The “competence trap” arises when models output fluent, on-template arguments devoid of factual correctness, a new form of epistemic agency cost that is not directly addressable through classic incentive design or benchmarking. Instead, it demands institutionally calibrated monitoring, targeted to areas of legislative unpredictability, and human-AI task allocation where LLM outputs are systematically reviewed, particularly for politically novel or contextually unique bills.

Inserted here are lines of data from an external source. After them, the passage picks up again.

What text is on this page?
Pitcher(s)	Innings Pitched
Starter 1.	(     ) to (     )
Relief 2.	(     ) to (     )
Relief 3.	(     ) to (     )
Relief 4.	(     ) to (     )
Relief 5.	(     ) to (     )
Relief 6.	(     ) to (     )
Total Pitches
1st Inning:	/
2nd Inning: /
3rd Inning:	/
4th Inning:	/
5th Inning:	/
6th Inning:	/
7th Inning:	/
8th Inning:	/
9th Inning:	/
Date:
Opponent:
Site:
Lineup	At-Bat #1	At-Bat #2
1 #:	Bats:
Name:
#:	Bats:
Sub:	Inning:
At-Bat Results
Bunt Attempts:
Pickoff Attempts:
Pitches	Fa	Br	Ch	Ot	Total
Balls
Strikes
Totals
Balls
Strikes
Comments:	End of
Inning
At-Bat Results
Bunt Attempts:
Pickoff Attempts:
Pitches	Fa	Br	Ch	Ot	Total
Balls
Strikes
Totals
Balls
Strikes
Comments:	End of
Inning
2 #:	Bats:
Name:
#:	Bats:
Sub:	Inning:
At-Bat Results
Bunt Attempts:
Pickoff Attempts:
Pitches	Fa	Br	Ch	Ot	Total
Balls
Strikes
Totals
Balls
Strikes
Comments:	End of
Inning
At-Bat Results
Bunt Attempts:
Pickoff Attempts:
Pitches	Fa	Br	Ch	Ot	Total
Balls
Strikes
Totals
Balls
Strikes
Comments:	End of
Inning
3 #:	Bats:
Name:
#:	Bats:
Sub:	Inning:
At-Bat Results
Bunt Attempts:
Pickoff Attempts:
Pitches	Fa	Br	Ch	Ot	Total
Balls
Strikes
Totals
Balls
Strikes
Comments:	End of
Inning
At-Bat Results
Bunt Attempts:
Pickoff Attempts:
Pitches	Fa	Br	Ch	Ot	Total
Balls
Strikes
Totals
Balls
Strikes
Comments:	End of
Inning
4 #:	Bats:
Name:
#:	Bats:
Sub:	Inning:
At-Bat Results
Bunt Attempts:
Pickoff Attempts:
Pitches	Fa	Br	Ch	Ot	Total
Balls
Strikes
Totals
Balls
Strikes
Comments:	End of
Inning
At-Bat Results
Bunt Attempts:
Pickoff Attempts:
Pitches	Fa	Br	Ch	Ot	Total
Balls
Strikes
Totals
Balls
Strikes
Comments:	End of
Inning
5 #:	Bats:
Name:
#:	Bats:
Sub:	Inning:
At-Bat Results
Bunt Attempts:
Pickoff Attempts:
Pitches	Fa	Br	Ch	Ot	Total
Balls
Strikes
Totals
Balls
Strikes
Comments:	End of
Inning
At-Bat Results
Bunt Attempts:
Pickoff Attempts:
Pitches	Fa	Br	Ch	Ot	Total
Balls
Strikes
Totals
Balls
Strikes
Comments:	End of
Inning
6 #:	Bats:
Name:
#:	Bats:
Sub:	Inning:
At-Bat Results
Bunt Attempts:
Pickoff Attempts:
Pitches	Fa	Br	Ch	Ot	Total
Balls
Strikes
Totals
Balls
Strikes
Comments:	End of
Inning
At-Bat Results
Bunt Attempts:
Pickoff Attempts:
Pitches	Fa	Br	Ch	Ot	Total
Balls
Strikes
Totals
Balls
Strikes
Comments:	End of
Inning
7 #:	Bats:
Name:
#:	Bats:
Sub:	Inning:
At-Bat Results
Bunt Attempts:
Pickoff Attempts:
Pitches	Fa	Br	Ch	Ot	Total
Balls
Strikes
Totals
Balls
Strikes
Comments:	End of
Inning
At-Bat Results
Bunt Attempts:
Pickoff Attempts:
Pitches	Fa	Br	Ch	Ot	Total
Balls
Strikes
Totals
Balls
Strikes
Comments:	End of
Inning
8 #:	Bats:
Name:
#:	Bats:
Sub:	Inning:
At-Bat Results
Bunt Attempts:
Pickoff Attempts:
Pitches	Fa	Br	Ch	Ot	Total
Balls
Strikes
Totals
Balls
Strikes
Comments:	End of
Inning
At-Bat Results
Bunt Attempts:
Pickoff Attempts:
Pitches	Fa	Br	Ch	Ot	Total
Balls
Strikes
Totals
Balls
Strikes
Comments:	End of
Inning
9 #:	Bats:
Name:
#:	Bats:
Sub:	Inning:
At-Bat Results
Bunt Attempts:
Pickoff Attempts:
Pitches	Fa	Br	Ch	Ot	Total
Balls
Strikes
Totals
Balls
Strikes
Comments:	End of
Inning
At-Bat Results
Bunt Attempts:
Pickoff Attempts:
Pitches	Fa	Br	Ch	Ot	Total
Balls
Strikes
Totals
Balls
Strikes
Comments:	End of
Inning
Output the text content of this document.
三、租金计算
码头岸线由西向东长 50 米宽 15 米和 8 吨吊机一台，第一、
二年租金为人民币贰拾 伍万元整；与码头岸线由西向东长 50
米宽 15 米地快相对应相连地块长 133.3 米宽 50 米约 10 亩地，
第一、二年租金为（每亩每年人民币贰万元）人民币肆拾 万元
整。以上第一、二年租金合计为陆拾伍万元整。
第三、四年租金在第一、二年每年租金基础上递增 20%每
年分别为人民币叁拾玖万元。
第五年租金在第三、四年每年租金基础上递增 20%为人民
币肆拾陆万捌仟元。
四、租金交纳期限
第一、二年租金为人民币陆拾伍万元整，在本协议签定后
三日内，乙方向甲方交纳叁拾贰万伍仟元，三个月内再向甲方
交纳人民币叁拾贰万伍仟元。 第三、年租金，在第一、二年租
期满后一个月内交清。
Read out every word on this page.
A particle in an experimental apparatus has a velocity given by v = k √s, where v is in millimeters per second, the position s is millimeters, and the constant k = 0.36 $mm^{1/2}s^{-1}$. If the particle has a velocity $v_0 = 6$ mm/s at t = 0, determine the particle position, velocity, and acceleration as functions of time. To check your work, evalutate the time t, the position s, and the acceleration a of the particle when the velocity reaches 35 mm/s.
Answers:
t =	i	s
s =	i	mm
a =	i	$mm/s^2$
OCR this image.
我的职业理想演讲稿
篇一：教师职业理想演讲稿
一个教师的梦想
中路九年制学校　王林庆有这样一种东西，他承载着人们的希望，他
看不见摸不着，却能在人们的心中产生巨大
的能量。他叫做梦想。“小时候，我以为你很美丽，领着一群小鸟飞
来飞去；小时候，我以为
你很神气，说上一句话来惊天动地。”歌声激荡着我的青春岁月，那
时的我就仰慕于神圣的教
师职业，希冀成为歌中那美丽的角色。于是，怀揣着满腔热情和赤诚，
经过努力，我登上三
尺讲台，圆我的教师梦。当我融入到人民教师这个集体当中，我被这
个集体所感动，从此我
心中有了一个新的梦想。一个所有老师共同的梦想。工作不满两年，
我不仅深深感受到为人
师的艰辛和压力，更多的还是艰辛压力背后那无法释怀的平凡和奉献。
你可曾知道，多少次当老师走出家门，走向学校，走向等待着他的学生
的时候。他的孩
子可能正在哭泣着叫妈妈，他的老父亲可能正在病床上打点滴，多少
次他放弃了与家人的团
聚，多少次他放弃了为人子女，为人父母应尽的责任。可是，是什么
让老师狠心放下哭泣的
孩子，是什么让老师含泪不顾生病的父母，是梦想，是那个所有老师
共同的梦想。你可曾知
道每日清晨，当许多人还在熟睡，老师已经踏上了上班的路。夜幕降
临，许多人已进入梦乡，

Theoretical and Practical Consequences
The study’s empirical findings have broader theoretical ramifications. They forecast that as LLMs are further embedded in legislative workflows—particularly in non-Anglophone, less well-represented regions—risks will manifest chiefly as undetected context-bound mistakes rather than overt bias or misalignment. Practically, this demands re-alignment of quality assurance paradigms and the development of new legal text evaluation metrics attuned to regional diversity and the unique epistemic structure of parliamentary argumentation.
For model and application developers, the findings underscore that “intuitive” metrics, model size, or even cost-per-token are distractions in the absence of domain-specific, semantically anchored benchmarks. Human-in-the-loop (HITL) verification—especially by domain experts—remains indispensable unless and until training data representation and factual retrievability are dramatically improved.
Conclusion
This study demonstrates that while commercial, frontier LLMs can closely emulate official legislative reasoning in Romanian parliamentary data, their reliability as political advisors is contingent on the fit between training data, task structure, and institutional monitoring. Key risks arise from structural confabulation rather than stable ideological bias and are amplified by layered bounded rationality among all actors in the advisory pipeline. Future research should pursue broader multilingual evaluations, longitudinal model tracking, and the co-development of legal-domain quality metrics to ensure AI deployment in legislative contexts enhances, rather than merely replicates, human rationality constraints.